I've forgot theother purpose for this trick - a more important one. It's used to delete elements from single linked lists:

// returns deleted element or NULL when key not found
Element deleteFromList(Element *&head, const ElementKey &key)
{
  Element **pp = &head;
  Element *curr;
  while ((curr = *pp) != NULL && !keyMatches(curr, key)) {
    pp = &(pp->next);
  }
  if (curr == NULL) return NULL;
  *pp = (*pp)->next; // here is the actual delete
  return curr;
}
Arkadiy
C doesn't have references and the type of pp should be Element **, not Element *.
Evan Teran
Fine, so I allowed myself some liberties here. This trick is as valuable in C++ as it is in C
Arkadiy
+1 for the name
finnw
+4  A: 

I've used similar to this to insert into a binary tree.

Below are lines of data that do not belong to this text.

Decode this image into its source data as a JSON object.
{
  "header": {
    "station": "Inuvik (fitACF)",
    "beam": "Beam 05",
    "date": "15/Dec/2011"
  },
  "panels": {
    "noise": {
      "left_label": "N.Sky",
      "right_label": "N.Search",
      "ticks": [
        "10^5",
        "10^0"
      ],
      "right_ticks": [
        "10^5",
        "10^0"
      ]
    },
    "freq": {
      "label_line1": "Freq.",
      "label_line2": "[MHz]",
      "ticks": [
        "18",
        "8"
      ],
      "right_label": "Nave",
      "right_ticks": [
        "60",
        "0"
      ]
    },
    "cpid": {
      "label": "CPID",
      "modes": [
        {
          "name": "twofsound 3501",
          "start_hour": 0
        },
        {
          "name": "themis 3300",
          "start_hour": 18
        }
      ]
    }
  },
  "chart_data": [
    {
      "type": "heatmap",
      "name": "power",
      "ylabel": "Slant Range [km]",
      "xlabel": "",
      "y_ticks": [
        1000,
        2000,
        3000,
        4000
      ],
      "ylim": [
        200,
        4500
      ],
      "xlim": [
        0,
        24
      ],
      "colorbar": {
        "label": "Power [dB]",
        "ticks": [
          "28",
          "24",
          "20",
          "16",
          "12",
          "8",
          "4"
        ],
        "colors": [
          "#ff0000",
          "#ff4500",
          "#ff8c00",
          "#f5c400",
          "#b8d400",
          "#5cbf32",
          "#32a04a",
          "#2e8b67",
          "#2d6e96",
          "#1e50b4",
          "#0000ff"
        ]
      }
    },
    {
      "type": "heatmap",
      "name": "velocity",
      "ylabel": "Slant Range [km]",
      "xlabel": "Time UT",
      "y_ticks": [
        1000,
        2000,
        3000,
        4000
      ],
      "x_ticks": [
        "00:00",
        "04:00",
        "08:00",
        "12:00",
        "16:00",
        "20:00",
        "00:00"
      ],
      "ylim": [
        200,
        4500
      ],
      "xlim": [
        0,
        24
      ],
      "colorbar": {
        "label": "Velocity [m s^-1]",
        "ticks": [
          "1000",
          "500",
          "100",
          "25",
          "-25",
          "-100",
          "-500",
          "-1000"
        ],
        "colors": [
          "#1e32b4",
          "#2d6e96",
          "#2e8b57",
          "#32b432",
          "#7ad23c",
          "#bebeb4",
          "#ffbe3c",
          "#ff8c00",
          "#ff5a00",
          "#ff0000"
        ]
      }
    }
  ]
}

Because when iterating the tree, you usually stop when your pointer becomes NULL (you ran off the tree).

So to insert, you have 3 options,

1: use a variable which tracks the previous value of your iterating pointer.

2: stop when the pointer you would follow is NULL before you follow it, works but slightly less elegant in my opinion.

3: or a more elegant solution is simply use a pointer to a pointer, so you can just do: *it = new_node(); and it'll add it where the NULL used to be in your tree.

For a linked list, while this code works nicely, I usually just use a doubly linked list which makes it trivial to insert at any location.

Evan Teran
This is what I was looking for - both a recognition of the pattern and another use for it - in binary trees. Thanks!
gooli
A: 

To answer the original question, this is known as a pointer centric approach instead of the naive node centric approach. At maiaco.com there is an article that includes an example of the naive node centric approach and a much better example implementation of the pointer centric approach.